Houston, W. and Melzer, A. -
Queensland Government, Environmental Protection Agency
Department of the Environment, Water, Heritage and the Arts 2008
About the plan
The Capricorn subspecies of yellow chat Epthianura crocea macgregori is found in Capricornia, a coastal area in central Queensland.
Current species status
The Capricorn yellow chat is currently listed as 'Critically Endangered' under the Commonwealth Environment Protection and Biodiversity Conservation Act 1999 (EPBC Act) and as 'Endangered' under the Queensland Nature Conservation Act 1992 (NCA).
Habitat and distribution summary
The Capricorn yellow chat is known to occur at three localities - Curtis Island, Torilla Plain and the Fitzroy Delta and is most abundant at Torilla Plain. Recent surveys indicate that the total adult population is approximately 300 (Houston et al. 2004b, unpub. data). Based on current knowledge, habitat critical to the survival of the Capricorn yellow chat is wetlands and associated grasslands on seasonally inundated marine plains. These wetlands have shallow braided channels and depressions with a mosaic of dense sedge-beds, grasslands, tall samphire and areas of mud and/or shallow water (Houston et al. 2004a, Jaensch et al. 2004a, Houston et al. unpub. data). Further studies are required to better understand habitat requirements of the Capricorn yellow chat.

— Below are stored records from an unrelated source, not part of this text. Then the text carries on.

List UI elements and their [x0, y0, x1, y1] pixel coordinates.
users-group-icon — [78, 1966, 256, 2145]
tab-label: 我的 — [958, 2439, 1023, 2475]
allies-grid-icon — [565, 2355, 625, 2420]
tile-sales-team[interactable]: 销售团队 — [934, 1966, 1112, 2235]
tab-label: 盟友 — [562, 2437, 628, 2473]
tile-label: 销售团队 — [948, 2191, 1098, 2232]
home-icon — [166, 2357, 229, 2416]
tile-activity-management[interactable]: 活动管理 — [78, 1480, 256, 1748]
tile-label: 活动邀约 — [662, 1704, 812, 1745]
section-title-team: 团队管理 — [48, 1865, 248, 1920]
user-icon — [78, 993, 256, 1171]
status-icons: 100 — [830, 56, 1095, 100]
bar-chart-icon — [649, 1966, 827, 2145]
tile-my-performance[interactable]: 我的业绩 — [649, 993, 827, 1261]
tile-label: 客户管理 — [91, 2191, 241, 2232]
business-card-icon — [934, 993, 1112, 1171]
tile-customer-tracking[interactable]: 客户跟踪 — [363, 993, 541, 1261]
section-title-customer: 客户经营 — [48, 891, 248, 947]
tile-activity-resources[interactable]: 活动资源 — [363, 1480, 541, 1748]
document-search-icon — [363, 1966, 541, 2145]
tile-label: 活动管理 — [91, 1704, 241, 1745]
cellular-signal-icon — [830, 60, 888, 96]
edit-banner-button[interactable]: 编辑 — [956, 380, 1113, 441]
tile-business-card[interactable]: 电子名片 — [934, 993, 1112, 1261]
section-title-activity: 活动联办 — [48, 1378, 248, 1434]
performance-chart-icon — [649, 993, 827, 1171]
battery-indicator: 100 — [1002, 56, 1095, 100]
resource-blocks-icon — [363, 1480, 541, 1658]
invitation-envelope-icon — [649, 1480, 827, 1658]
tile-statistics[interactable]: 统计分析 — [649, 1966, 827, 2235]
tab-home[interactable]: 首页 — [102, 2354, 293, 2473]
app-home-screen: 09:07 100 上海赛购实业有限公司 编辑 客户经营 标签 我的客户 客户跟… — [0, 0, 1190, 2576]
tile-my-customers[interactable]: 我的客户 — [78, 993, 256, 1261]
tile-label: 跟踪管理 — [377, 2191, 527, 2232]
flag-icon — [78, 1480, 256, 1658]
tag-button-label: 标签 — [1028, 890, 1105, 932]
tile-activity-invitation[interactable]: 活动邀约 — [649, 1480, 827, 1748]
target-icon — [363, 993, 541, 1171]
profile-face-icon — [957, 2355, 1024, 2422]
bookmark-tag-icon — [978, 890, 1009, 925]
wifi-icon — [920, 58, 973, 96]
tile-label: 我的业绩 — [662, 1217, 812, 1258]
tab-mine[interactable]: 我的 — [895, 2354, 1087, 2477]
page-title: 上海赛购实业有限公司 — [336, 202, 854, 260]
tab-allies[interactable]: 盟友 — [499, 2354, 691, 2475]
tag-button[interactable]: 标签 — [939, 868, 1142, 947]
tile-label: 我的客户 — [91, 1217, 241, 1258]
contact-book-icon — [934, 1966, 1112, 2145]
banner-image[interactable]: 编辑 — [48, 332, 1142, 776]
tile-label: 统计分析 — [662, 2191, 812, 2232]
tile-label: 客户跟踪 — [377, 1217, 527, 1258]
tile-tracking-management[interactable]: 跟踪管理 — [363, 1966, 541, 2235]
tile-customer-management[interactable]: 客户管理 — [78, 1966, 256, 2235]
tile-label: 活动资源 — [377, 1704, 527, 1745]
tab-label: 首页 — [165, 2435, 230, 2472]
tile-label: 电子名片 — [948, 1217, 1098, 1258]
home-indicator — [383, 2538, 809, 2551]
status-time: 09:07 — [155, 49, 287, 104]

Habitat occupied by the Capricorn yellow chat is threatened by modifications to hydrological regimes through flow reductions (by dams or ponded pastures) into catchments and construction of barriers (i.e. extensive levee banks for ponded pasture development) within tidal areas where the subspecies occurs. High densities of feral pigs and cattle grazing and trampling threatens important breeding and shelter sites on Curtis Island. The potential for industrial expansion may also lead to further habitat loss in the Fitzroy Delta.
The overall objective of the recovery plan is to improve the conservation status of the Capricorn yellow chat and manage its habitat.
Summary of actions
Actions for the recovery of the Capricorn yellow chat aim to secure existing populations, locate additional populations and increase the area of habitat being managed for recovery. Research into aspects of the subspecies' ecology and habitat, mapping of habitat critical to the survival and monitoring the condition of habitat and population abundance trends will inform and guide management and provide early warning of threats. Government agencies responsible for water management will be informed of the threats posed by reduced surface water in-flows into breeding areas and actions to be taken to reduce the degree of known threats at Curtis Island (pig and cattle damage). The dissemination of information relevant to Capricorn yellow chat conservation issues will increase public awareness and inform land managers of the requirements of Capricorn yellow chats and their habitat.